Et voici en cours d’amarrage un énorme Yacht bleu nuit : « Blue Belle ». Un tout aussi énorme personnage, Papadopoulos de Tintin en plus enveloppé, ou jeune frère de Chavez nettement plus rondouillet, regarde de la plage arrière d’un œil morne, la lippe molle, l’opération d’amarrage. Propriétaire du yacht ? Sur le quai on distingue une certaine agitation. Un camion citerne se gare, le cordon ombilical est en place l’équipage très professionnel, en uniforme fait le plein du monstre. Le fuel coule à flot. Quelques belles plantes commencent à apparaître : le genre mannequins colorés anorexiques. Et puis c’est l’effervescence. Tout ce petit monde descend se promener à terre. Les filles entourent un jeune presqu’aussi filiforme qu’elles chapeau-cloche, « Marcel » jaune et Bermudas ; les photos crépitent, des poses provocantes sont prises. Mais qu’est-ce mon bon ami ? Et bien devant vos yeux, vient de descendre, entouré de ses « admiratrices », le dieu du foot, sa majesté Ronaldhino. Le marchand de fuel est encore tout ému en montrant son T-shirt signé par Dieu lui-même pendant que le Captain négocie le plein de carburant de Troll, l’annexe de Blue Belle. Pour mettre de l’ambiance on aimerait conseiller à Blue Belle de rentrer dans le port d’Hydra.

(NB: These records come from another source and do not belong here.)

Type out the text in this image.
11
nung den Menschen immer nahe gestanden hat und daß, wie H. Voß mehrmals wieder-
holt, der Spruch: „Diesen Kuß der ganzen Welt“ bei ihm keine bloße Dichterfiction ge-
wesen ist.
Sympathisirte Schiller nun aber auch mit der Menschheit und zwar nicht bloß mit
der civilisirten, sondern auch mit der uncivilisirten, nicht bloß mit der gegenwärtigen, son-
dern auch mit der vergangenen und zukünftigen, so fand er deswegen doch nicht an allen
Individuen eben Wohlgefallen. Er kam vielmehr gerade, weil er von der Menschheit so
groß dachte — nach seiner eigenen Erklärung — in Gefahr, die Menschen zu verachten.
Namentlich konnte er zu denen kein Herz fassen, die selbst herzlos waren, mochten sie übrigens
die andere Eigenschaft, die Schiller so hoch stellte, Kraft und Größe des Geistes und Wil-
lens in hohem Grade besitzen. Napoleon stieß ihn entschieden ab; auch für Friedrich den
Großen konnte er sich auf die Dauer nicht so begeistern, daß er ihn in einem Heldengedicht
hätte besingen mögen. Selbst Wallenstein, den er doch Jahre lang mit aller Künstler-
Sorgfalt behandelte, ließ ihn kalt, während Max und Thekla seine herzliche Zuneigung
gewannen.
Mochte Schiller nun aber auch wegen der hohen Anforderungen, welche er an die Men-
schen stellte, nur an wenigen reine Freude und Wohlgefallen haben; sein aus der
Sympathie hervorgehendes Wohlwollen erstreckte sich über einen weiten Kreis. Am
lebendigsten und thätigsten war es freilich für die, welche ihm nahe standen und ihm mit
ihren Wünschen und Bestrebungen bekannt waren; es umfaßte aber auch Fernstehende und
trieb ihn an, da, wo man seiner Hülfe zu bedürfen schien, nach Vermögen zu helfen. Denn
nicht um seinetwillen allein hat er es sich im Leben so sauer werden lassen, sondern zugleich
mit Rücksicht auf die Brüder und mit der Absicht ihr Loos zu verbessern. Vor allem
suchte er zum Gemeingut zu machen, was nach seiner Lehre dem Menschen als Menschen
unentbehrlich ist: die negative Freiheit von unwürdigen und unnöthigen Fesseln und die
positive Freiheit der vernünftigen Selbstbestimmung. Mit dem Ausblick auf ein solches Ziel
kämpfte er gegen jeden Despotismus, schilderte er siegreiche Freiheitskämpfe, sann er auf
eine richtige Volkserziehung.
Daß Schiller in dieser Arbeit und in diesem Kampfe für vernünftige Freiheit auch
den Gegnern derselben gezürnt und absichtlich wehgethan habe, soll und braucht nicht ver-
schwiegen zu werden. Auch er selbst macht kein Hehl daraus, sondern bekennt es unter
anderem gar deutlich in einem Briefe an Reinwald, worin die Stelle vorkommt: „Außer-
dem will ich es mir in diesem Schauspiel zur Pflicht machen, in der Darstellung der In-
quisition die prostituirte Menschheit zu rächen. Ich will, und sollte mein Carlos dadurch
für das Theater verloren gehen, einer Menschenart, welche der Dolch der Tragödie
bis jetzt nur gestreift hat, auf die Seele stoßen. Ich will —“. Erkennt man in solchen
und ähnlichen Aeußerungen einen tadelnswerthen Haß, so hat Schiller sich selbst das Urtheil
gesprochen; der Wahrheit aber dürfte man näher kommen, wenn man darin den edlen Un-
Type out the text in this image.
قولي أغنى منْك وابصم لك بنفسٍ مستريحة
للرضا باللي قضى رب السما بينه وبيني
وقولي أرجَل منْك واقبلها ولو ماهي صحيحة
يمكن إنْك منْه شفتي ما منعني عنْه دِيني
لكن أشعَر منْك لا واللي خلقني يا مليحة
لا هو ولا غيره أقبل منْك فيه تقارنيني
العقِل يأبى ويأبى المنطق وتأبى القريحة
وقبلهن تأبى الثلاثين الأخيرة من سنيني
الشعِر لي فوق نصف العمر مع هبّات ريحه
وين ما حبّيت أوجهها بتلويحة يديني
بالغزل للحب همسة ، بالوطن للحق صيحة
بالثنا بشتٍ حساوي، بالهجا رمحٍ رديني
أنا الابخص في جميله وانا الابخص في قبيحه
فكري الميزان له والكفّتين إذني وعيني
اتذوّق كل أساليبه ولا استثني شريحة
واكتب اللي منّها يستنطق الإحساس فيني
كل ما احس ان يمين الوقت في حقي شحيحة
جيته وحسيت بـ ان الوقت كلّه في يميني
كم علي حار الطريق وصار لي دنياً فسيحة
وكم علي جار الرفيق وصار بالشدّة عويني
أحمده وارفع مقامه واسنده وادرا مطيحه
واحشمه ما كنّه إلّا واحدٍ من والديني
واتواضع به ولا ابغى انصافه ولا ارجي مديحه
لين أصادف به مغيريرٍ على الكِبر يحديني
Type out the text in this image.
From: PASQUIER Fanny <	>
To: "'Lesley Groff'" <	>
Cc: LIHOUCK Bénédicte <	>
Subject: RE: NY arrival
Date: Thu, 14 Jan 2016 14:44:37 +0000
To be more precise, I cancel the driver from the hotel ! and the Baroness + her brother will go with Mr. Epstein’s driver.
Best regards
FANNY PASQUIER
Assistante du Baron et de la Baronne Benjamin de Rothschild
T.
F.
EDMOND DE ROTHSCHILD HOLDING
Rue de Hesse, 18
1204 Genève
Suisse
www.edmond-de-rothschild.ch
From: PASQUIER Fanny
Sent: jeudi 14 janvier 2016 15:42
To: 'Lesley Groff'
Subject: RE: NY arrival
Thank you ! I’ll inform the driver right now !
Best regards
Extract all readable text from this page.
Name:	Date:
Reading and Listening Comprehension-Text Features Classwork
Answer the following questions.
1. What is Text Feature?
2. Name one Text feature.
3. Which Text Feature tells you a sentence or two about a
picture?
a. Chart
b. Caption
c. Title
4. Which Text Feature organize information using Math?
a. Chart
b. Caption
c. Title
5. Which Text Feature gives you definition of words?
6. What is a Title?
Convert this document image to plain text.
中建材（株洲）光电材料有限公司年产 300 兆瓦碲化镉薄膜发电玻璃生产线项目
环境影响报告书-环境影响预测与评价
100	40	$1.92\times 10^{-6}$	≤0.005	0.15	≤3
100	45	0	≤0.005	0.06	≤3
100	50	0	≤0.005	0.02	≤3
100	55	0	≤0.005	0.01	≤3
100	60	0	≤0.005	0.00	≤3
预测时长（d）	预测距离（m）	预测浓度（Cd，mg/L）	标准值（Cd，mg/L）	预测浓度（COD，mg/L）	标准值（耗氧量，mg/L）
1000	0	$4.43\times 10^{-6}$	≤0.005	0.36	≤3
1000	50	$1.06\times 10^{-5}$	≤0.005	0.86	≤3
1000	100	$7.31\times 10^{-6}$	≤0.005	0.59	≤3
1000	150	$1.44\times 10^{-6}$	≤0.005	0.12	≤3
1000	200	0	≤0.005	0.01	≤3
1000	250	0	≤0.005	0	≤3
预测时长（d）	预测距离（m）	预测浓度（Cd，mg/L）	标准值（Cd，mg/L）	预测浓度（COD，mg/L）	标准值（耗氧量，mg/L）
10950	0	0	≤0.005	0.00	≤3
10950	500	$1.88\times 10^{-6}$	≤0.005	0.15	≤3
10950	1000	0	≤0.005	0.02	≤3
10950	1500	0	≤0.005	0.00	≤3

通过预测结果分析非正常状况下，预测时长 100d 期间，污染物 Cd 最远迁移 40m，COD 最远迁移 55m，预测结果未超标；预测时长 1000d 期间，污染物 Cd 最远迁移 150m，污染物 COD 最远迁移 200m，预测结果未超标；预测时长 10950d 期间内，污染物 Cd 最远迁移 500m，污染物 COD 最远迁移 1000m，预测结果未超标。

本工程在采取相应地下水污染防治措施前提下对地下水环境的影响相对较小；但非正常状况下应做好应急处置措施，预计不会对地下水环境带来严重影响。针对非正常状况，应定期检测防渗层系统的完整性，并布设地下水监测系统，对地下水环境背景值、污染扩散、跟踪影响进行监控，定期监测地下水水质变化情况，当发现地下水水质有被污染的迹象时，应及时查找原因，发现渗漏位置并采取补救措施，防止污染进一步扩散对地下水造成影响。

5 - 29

Demain Alain et Monique nous quittent et avec une semaine d’anticipation Catherine prépare un gâteau d’anniversaire, car Alain atteint un nouveau chiffre rond. 7 bougies plantées dans 7 morceaux de feta entourant une poignée d’amandes, un « gâteau » comme personne n’en a jamais vu.
Il est sept heures, Poros s’éveille, « Blue Belle » passe lentement le long du chenal. Sur la passerelle, Ronalhino, solitaire, regarde défiler la ville. Un Flying Dolphin, un des derniers, apparaît. Alain et Monique embarquent en direction du Pirée et Troll est tout triste.
Cette fois c’est l’appareillage, grisailleux et vent debout. Cos est là devant l’étrave à 8 milles à peine. Allah ismarladik la Turquie, Kalimera la Grèce, la Grèce pour 5 mois.
A la VHF, le message de la marina de Cos est clair « Allez d’abord au port principal pour effectuer les formalités d’entrée en Grèce ». Quelques minutes plus tard, amarrés au quai de la douane, la séquence administrative se met en route souriante et sans difficulté. Police et capitainerie sont bien sûr aux deux extrémités de la ville, bien sûr la logique des formulaires n’est pas transparente, bien sûr il faudra faire 3 queues aux bureaux du fisc de l’île pour acquitter la taxe locale KAE 3535 universellement connue et pour un montant de 0.88 Euros. Ayez la monnaie disponible ! Voilà pour l’anecdote mais la suite est tout sauf anecdotique. Toutes les lectures préalablement glanées sur le WEB disaient à l’unisson « Les autorités grecques sont imprévisibles, toute recommandation est superflue car tant que « l’évènement » administratif n’est pas arrivé, personne ne peut prévoir ce qui va se passer. » Et voici ce qui arriva : le douanier de Cos décida, dans son immense largesse, de nous octroyer un droit de navigation dans les eaux grecques de un mois, au lieu des six mois habituels. Motif : un bateau battant pavillon non-européen ne peut être « skippé » par un Européen. Le fait de lui expliquer que j’avais également la nationalité suisse n’entraina que la réponse « J’ai déjà rempli une fois les documents, je ne vais pas recommencer, j’ai beaucoup de travail… ».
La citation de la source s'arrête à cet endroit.